Second on the list is Max Scherzer, who has 201 wins at age 38. The Toy gives him a 5% chance. He needs 99 wins, and again, if you had him average 15 victories per season, that would mean he’d also get there at age 44. But his circumstances are a lot different. Mad Max is still great, but only in small doses; his days of making 30 starts a year are surely over. His job with the Mets is to be a playoff factor, and that means he needs to be fresh for October. I don’t think he has a 5% chance of winning 300.
And finally — there’s Justin Verlander. He has 244 career wins, and he’s coming off a Cy Young season in which he led the league with 18 victories. The Toy gives him a 29% chance of getting to 300, and I’d say that percentage might even be a little bit light because Verlander has made it clear that he WANTS to win 300, which means he is likely to insist on circumstances that help him get there.
What would those circumstances be? Well, he will surely want to play for a really good team. He will want to pitch regularly, but also with enough rest to stay strong.

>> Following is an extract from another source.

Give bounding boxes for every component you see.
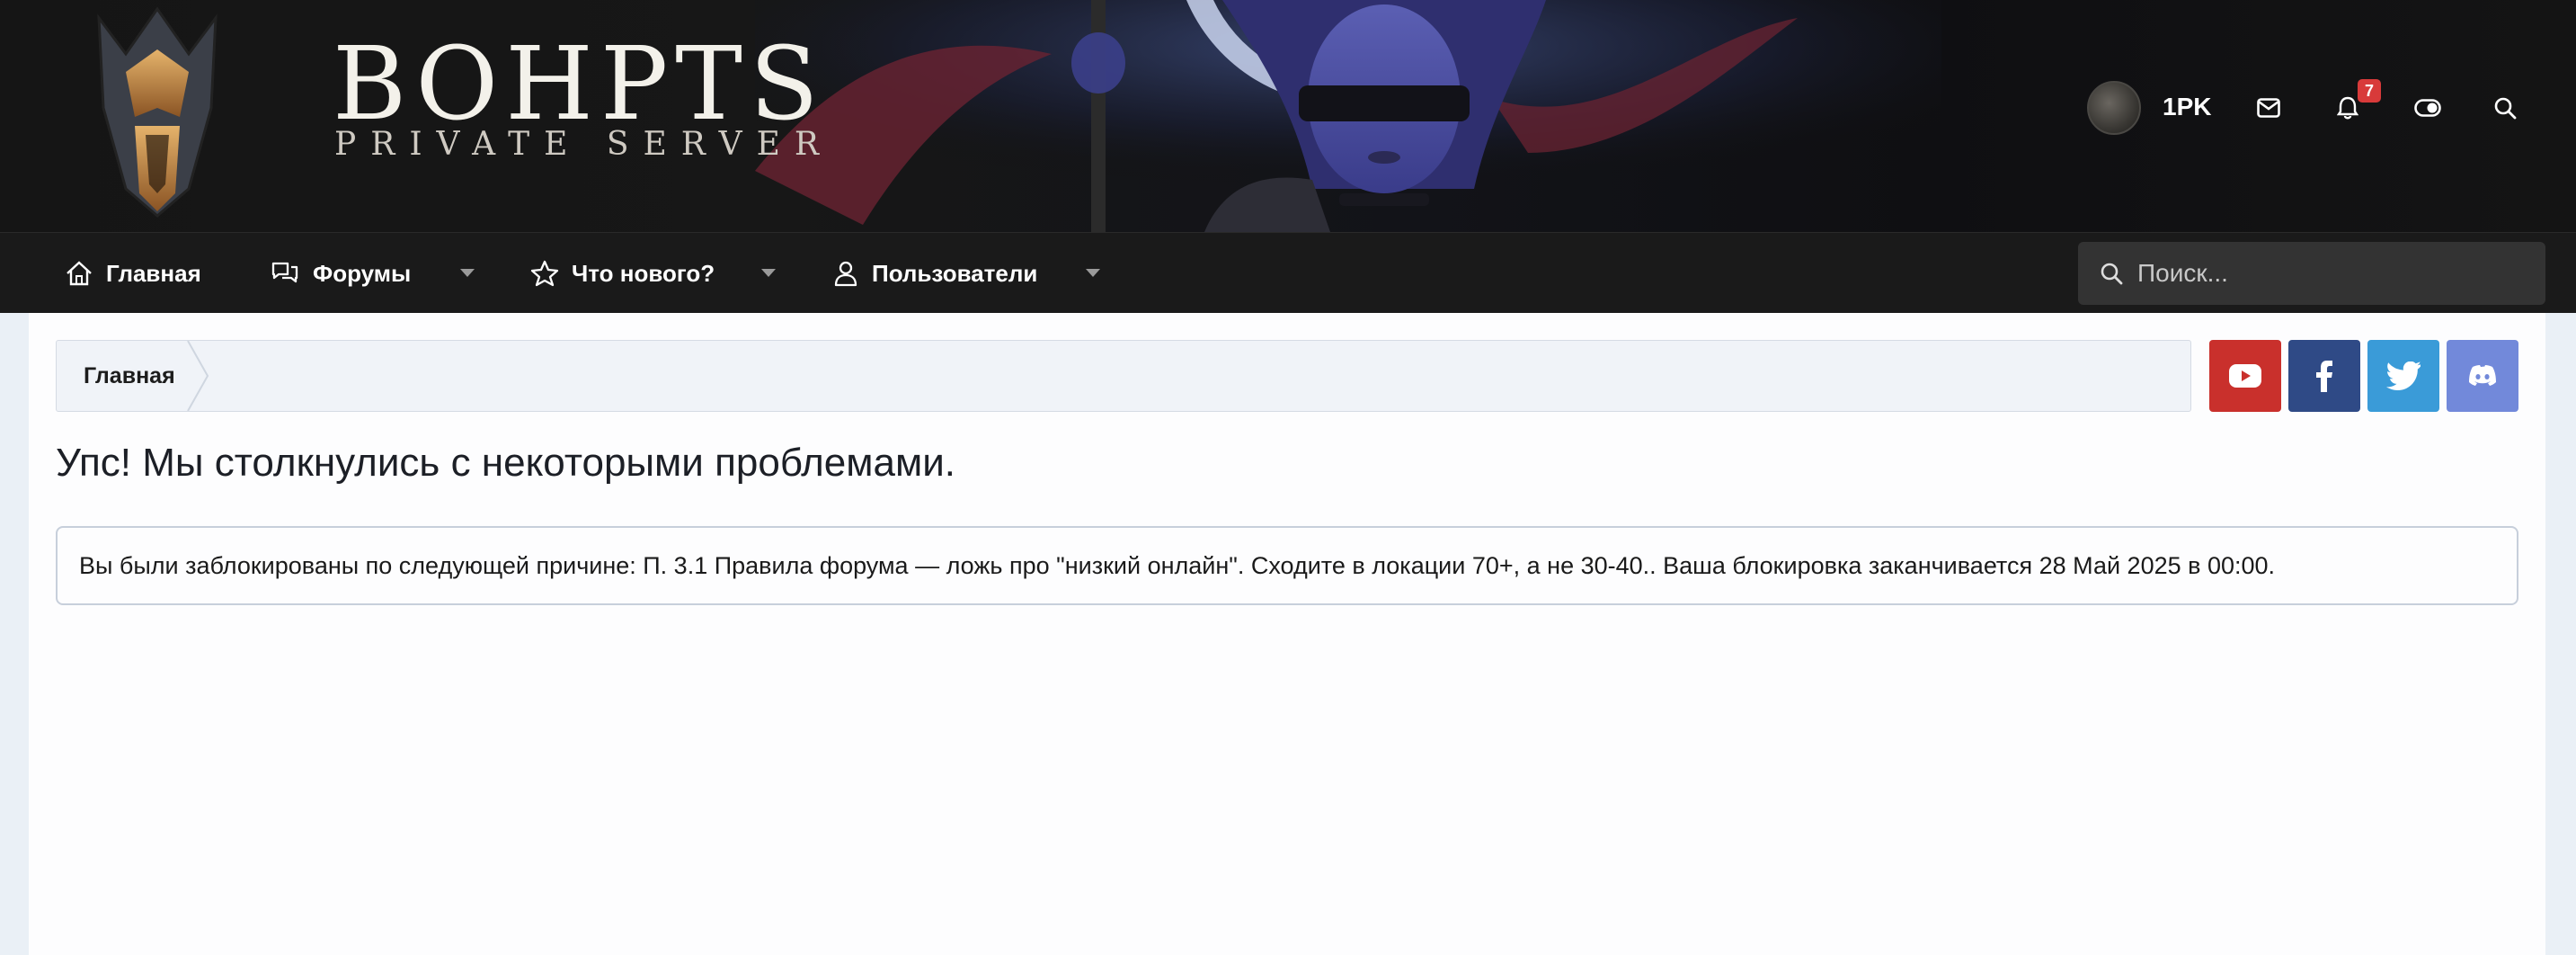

I mean, look, it’s still a bit of a longshot. Verlander needs 56 more victories. The only two 300-game winners who headed into their 40s needing so many victories are Randy Johnson (who had 230) and Phil Niekro (who had 197). Niekro is probably not relevant here, but Verlander can look to Randy Johnson’s example.
Big Unit led the league in starts, strikeouts and FIP at age 40 and then pitched so-so baseball for five more years with the Yankees, Diamondbacks and Giants*. He just kept on going. If Verlander can do that, he can get there.
*Do you remember Randy Johnson with the Giants? I don’t.